A word or two about non-virtual life

I suppose that I would be happier about the virtual life if I bothered to compare it more often to what we laughingly refer to as real life. Despite the problems that are caused by being one step removed from physical reality, there are even more problems in real life than on the Web, although those non-virtual problems are becoming more common online.

Those of you that know me well are aware of my feeling towards business and the corporation. Calvin Coolidge once said that “The business of America is business.” The lack of social responsibility of corporations, who are easily able to hide behind so many legal dodges, most gained through liberally spreading money around Congressmen (a.k.a. lobbying), has changed this. Now, a more truthful statement would be, “The business of America is business, and business does not care if you live or die as long as we make money.”

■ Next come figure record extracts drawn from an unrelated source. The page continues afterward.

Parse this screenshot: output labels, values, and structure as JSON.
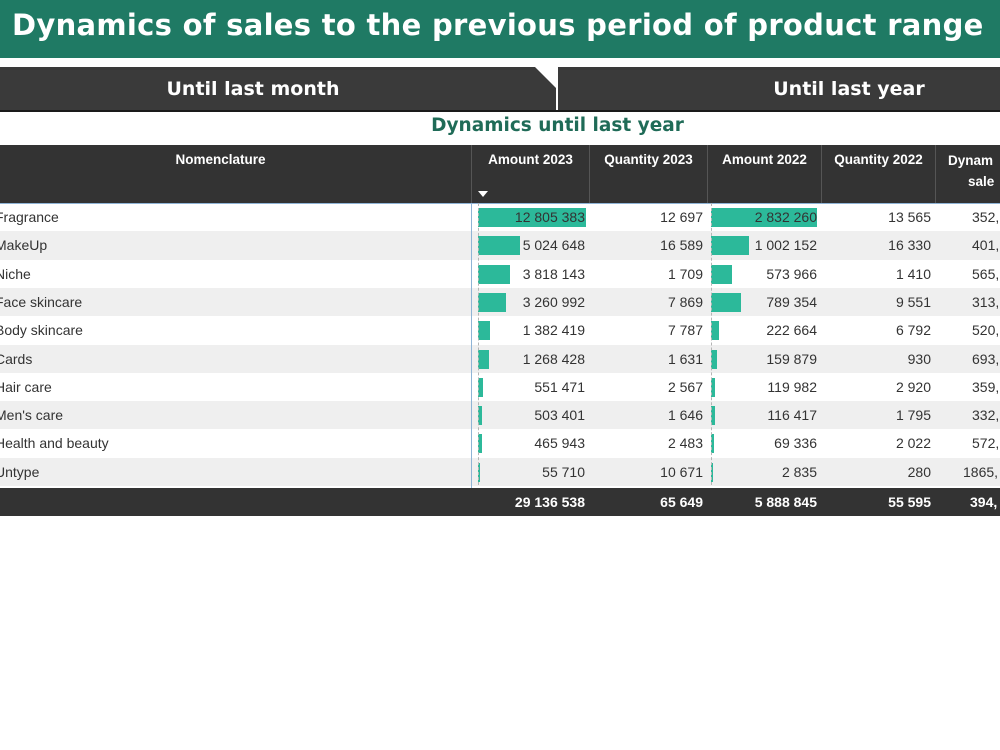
{
  "header": {
    "title": "Dynamics of sales to the previous period of product range"
  },
  "tabs": [
    {
      "label": "Until last month"
    },
    {
      "label": "Until last year"
    }
  ],
  "subtitle": "Dynamics until last year",
  "table": {
    "columns": {
      "name": "Nomenclature",
      "amount_2023": "Amount 2023",
      "quantity_2023": "Quantity 2023",
      "amount_2022": "Amount 2022",
      "quantity_2022": "Quantity 2022",
      "dynamics_line1": "Dynam",
      "dynamics_line2": "sale"
    },
    "rows": [
      {
        "name": "Fragrance",
        "amount_2023": "12 805 383",
        "quantity_2023": "12 697",
        "amount_2022": "2 832 260",
        "quantity_2022": "13 565",
        "dynamics": "352,",
        "amount_2023_value": 12805383,
        "amount_2022_value": 2832260
      },
      {
        "name": "MakeUp",
        "amount_2023": "5 024 648",
        "quantity_2023": "16 589",
        "amount_2022": "1 002 152",
        "quantity_2022": "16 330",
        "dynamics": "401,",
        "amount_2023_value": 5024648,
        "amount_2022_value": 1002152
      },
      {
        "name": "Niche",
        "amount_2023": "3 818 143",
        "quantity_2023": "1 709",
        "amount_2022": "573 966",
        "quantity_2022": "1 410",
        "dynamics": "565,",
        "amount_2023_value": 3818143,
        "amount_2022_value": 573966
      },
      {
        "name": "Face skincare",
        "amount_2023": "3 260 992",
        "quantity_2023": "7 869",
        "amount_2022": "789 354",
        "quantity_2022": "9 551",
        "dynamics": "313,",
        "amount_2023_value": 3260992,
        "amount_2022_value": 789354
      },
      {
        "name": "Body skincare",
        "amount_2023": "1 382 419",
        "quantity_2023": "7 787",
        "amount_2022": "222 664",
        "quantity_2022": "6 792",
        "dynamics": "520,",
        "amount_2023_value": 1382419,
        "amount_2022_value": 222664
      },
      {
        "name": "Cards",
        "amount_2023": "1 268 428",
        "quantity_2023": "1 631",
        "amount_2022": "159 879",
        "quantity_2022": "930",
        "dynamics": "693,",
        "amount_2023_value": 1268428,
        "amount_2022_value": 159879
      },
      {
        "name": "Hair care",
        "amount_2023": "551 471",
        "quantity_2023": "2 567",
        "amount_2022": "119 982",
        "quantity_2022": "2 920",
        "dynamics": "359,",
        "amount_2023_value": 551471,
        "amount_2022_value": 119982
      },
      {
        "name": "Men's care",
        "amount_2023": "503 401",
        "quantity_2023": "1 646",
        "amount_2022": "116 417",
        "quantity_2022": "1 795",
        "dynamics": "332,",
        "amount_2023_value": 503401,
        "amount_2022_value": 116417
      },
      {
        "name": "Health and beauty",
        "amount_2023": "465 943",
        "quantity_2023": "2 483",
        "amount_2022": "69 336",
        "quantity_2022": "2 022",
        "dynamics": "572,",
        "amount_2023_value": 465943,
        "amount_2022_value": 69336
      },
      {
        "name": "Untype",
        "amount_2023": "55 710",
        "quantity_2023": "10 671",
        "amount_2022": "2 835",
        "quantity_2022": "280",
        "dynamics": "1865,",
        "amount_2023_value": 55710,
        "amount_2022_value": 2835
      }
    ],
    "total": {
      "amount_2023": "29 136 538",
      "quantity_2023": "65 649",
      "amount_2022": "5 888 845",
      "quantity_2022": "55 595",
      "dynamics": "394,"
    }
  },
  "colors": {
    "title_bg": "#1f7a64",
    "bar": "#2cb99a",
    "header_bg": "#333333"
  }
}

This is nowhere more apparent than in healthcare. While countries like Canada have absolutely wonderful (and less expensive) medical care under socialized medicine, the United States continues to cater to all the people who make the big bucks off our more expensive and less effective private-based system. Insurance companies, doctors, drug companies and others all rake in money by the trainload while we all pay through the nose for care that is becoming worse and more expensive every day.

Our country suffers needlessly when corporations shift work to wherever they can get the cheapest labor, while American incomes continue to suffer. No one seems to notice that our trade balances continue to get worse. Those in charge to not care because they are all profiting by this sort of “globalization.” Thus do the richer continue to get richer, and the stock market continues to prosper, while most real-life Americans continue to suffer in the throes of recession.

Our schools continue to get worse, a lot of it due to lack of funding because all politicians care about is getting re-elected. They are deathly afraid that raising taxes to support schools would lose them votes. And that is true, because so many American are moronic enough to believe that education is not important enough to pay for, while America continues down the slide towards the third world while world leadership is taken over by the countries to whom we have shifted our manufacturing.

As you probably know, I could go on forever. ☺ But I won’t. Many of us know that we need change. We need a more intelligent and less greedy corporate infrastructure, a return to government support for medical care and education, and a culture in Congress that is run for something other than the personal profit of our representatives.